Descodificar os códigos, traduzi-los, inventá-los. Criar uma nova linguagem. Resignificar os sinais. Mesmo que os sinais mudem, as mensagens continuam as mesmas? O que resta depois de tudo? O que permanece para sempre?

Se há um material que parece frágil e efémero, é a porcelana. Dúctil e indelével, quase tão antiga quanto a humanidade. Na China, já se trabalhava com ela em 1700 a.C., coincidindo com a invenção da música ou da arte, fazendo parte da nossa história como espécie. Ela conta a nossa história.

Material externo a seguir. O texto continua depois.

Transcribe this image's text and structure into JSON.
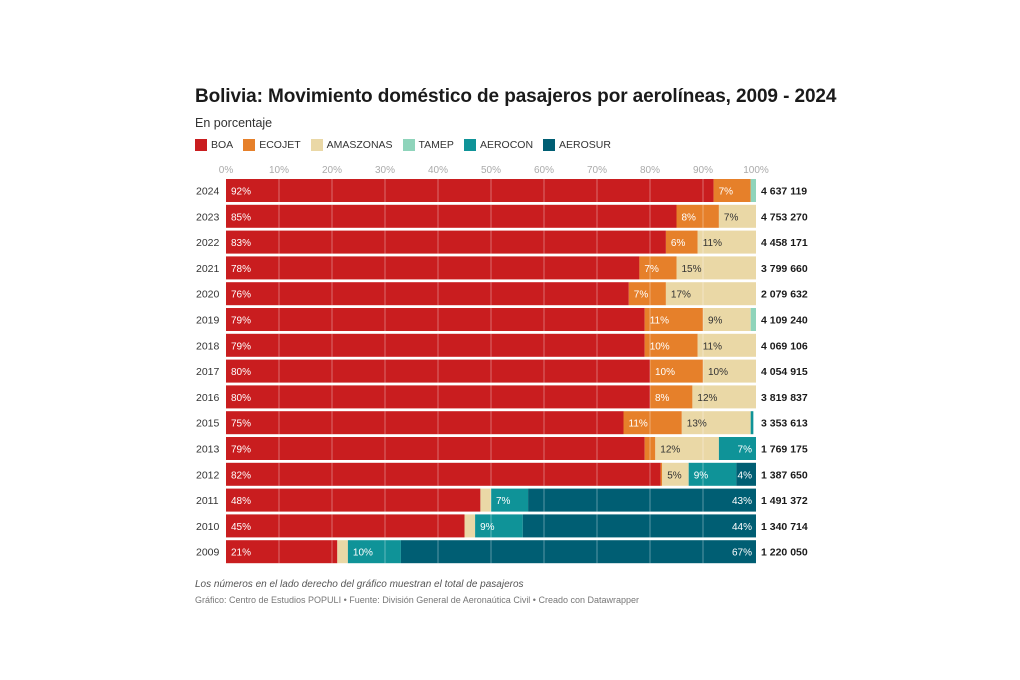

O momento em que a China começa a usar o azul cobalto, como fez Barreiro nestas peças, coincide com o estabelecimento de um proto-capitalismo e, com ele, as exportações a nível mundial. No século XIV, marca a dinastia Ming e a conquista do mundo. A Europa copia este processo, deixa-se colonizar pelas formas para as tornar suas, uma transculturação que deriva em identidade. O azul sobre branco torna-se um gosto europeu das massas, importado pelos fabulosos navegadores portugueses. Eles apropriam-se desses códigos, declinando-os através do azulejo. Abraçam-no como algo próprio. O símbolo muda, mas o código não.

A cópia, a mimese, a repetição são a essência da nossa cultura, apesar de o Ocidente procurar a utopia da peça «única e original», a China agarra-se ao mutável e ao processo de deriva, fá-lo através do shanzai: adaptar o copiado até se tornar outra coisa. Barreiro desconstrói este quadro ontológico, invertendo-o: a cópia, a peça em série, que pode ser repetida infinitas vezes, torna-se obra de arte. Pega na sinalética do trânsito — setas, triângulos, anéis de obrigação, diagonais de alerta — e enxerta-a em placas e volumes trabalhados em pasta branca. O óxido de cobalto — cor histórica de Portugal, dos azulejos e de Vista Alegre — aparece em degradés que emergem do relevo: espigas, estrias e malhas que capturam o pigmento.

Qué fica?, o título desta exposição, alude ao transcendental a partir do quotidiano e questiona a essência do mundo. Heráclito e Byung-Chul Han, no final, não estão assim tão distantes um do outro. Os seus caminhos conduzem a lugares comuns, cosmografias irmãs, essências que permanecem na mudança.

Pablo Barreiro (Meaño, Pontevedra, 1982) é um dos artistas-chave na nova produção e experimentação da cerâmica na sua narrativa contemporânea. Explora a serialidade, a repetição e a relação entre original e cópia na arte, dotando-a de um discurso antropológico e transcendental.